Benoît XVI vu par le cardinal Kasper
Il faut dépasser les préjugés sur le cardinal Joseph Ratzinger en tant que Préfet de la Congrégation pour la doctrine de la foi pour saisir le travail du nouveau pape, estime le cardinal Walter Kasper, président du Conseil pontifical pour la promotion de l’unité des chrétiens. Interrogé par l’hebdomadaire italien Famiglia cristiana, sur l’engagement du pape en faveur de l’unité des Eglises chrétiennes - exprimé dès sa première homélie lors de la messe de clôture du conclave, le 20 avril -, le cardinal a affirmé que "le ministère de Pierre est le ministère de l’unité et de la réconciliation".
"Je crois qu’en ce domaine aussi le pape nous offrira une nouvelle image. Il a déjà commencé avec un style de communication ouvert. Nous devons dépasser les préjugés liés à son rôle précédent. C’est un conservateur, mais il n’est pas fermé et entêté", a déclaré le compatriote allemand de Benoît XVI. "Il est nécessaire d’attendre et de ne pas se précipiter en lui accolant des étiquettes de droite ou de gauche".
En ce qui concerne une rencontre entre Benoît XVI et le patriarche orthodoxe de Moscou, Alexis II, le cardinal en charge des questions œcuméniques au sein de la curie a souligné qu’ il était trop tôt pour le dire et "pour le moment on n’en a pas parlé". Cette rencontre et un éventuel voyage du pape sur les terres orthodoxes russes est un défi hérité du pontificat de Jean-Paul II. "J’espère que ce sera possible, car ce serait un énorme progrès dans l’amélioration de nos relations".
Au sujet du dialogue avec les protestants, le cardinal a expliqué que les réactions du monde protestant à l’élection de Benoît XVI avaient été "plus ou moins positives". "Il y a une grande attente sur la façon dont agira le nouveau pape, qui pour le moment est avant tout connu comme un grand théologien".
Enfin, le cardinal a fait observer que "le nouveau défi œcuménique" se porte sur les sectes et mouvements chrétiens tels que les néo-pentecôtistes, les néo-charismatiques : "Ils sont en grande progression surtout en Amérique et en Afrique".
Benoît XVI et le cardinal Kasper se côtoient depuis 40 ans.
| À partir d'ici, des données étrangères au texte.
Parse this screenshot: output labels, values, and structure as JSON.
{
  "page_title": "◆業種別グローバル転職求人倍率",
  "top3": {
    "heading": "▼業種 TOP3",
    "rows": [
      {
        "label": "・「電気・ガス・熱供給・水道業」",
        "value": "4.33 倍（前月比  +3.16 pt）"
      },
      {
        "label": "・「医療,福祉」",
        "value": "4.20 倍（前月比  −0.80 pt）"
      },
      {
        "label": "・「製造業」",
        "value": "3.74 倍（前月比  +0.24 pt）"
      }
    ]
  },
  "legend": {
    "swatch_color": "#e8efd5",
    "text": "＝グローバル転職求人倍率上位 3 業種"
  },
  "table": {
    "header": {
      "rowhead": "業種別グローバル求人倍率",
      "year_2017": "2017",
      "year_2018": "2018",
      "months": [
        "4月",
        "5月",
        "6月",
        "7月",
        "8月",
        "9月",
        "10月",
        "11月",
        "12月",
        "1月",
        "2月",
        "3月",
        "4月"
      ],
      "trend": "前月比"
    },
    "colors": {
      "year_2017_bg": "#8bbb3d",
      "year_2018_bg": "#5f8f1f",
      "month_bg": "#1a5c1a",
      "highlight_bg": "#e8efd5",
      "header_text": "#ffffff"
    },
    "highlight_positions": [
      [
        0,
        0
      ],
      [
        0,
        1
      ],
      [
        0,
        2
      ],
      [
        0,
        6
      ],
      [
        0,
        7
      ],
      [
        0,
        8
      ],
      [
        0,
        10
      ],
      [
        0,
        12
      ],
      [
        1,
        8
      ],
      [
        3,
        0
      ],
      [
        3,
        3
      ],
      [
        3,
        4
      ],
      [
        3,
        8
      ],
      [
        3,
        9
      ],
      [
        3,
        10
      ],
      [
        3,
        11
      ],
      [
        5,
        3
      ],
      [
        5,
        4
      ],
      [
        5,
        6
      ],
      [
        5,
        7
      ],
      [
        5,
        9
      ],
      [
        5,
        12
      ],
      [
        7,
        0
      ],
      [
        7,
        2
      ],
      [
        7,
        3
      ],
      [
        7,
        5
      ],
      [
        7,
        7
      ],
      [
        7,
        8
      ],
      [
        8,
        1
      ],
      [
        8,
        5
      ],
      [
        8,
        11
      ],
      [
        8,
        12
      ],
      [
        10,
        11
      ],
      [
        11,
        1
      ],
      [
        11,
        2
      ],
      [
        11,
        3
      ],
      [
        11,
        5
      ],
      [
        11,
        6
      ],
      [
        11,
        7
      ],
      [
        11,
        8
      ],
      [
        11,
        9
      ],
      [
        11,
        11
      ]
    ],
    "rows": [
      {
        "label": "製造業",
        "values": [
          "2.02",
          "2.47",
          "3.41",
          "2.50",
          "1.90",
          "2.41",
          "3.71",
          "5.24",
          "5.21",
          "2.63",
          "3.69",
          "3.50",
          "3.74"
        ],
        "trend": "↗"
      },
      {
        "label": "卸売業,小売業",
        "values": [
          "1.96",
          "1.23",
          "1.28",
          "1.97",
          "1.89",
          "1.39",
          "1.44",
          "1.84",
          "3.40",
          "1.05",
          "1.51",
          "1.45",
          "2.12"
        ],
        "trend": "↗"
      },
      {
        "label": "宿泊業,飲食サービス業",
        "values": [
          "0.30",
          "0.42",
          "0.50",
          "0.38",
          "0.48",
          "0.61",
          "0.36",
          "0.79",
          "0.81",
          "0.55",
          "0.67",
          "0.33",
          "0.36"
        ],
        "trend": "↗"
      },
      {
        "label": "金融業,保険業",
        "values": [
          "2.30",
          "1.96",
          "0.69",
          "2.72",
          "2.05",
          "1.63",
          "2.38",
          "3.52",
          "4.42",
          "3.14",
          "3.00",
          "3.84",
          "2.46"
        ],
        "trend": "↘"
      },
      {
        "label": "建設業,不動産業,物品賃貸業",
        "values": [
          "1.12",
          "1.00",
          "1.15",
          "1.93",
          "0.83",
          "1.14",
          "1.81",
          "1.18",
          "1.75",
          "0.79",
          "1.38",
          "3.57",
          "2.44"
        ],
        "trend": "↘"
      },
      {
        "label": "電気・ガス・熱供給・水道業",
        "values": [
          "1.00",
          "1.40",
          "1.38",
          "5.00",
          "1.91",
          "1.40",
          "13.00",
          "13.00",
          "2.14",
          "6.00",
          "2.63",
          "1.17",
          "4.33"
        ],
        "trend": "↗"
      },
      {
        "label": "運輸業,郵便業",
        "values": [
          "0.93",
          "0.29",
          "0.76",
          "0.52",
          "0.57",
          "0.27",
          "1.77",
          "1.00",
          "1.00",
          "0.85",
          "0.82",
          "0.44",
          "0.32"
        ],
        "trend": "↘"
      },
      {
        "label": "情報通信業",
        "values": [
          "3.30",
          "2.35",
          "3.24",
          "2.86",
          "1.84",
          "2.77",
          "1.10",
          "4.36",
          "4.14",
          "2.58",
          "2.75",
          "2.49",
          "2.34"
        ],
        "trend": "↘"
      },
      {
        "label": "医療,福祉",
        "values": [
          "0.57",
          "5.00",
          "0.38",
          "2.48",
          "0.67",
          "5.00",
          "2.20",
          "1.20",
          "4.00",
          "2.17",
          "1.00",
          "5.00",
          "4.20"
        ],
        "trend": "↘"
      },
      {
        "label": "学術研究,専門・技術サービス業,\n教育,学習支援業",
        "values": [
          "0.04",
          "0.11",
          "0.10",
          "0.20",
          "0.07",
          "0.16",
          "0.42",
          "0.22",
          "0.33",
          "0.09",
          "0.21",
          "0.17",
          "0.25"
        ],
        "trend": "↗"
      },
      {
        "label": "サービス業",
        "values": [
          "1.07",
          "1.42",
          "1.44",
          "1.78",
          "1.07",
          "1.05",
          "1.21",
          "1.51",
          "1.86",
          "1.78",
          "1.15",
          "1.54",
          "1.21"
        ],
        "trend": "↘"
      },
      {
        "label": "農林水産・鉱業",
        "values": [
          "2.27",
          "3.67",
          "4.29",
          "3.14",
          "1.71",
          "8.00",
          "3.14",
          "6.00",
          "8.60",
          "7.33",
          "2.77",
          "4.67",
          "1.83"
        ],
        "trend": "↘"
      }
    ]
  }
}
En 2001, les deux théologiens allemands ont engagé une discussion animée par le biais d’articles et de conférences publiques sur le rôle des Eglises locales et de l’Eglise universelle. Le cardinal Kasper s’était opposé à ce qu’il avait appelé "une emphase rigide" de l’Eglise universelle et à un déclin de l’autorité des évêques dans le monde. Le cardinal Ratzinger lui répliquait qu’on ne pouvait pas nier la primauté de l’Eglise universelle sur les Eglises locales, car l’Eglise est une réalité qui dépasse les frontières géographiques.
Par ailleurs, en 1993, le cardinal Kasper, alors archevêque de Rottenburg-Stuttgart, était l’un des trois évêques allemands qui avaient permis à des catholiques divorcés et remariés d’accéder aux sacrements, estimant que leur premier mariage était nul. Cette pratique avait été interdite en 1994 par le cardinal Ratzinger.
En 1999, le cardinal Kasper critiquait le ton et le contenu d’un document signé par le préfet de la Congrégation pour la doctrine de la foi. Dans une série d’interventions publiques en Allemagne, il avait indiqué que Dominus Iesus qui ne reconnaissait pas aux communautés protestantes le titre d’ "Eglises" était "trop bref" et remettait en cause le dialogue œcuménique.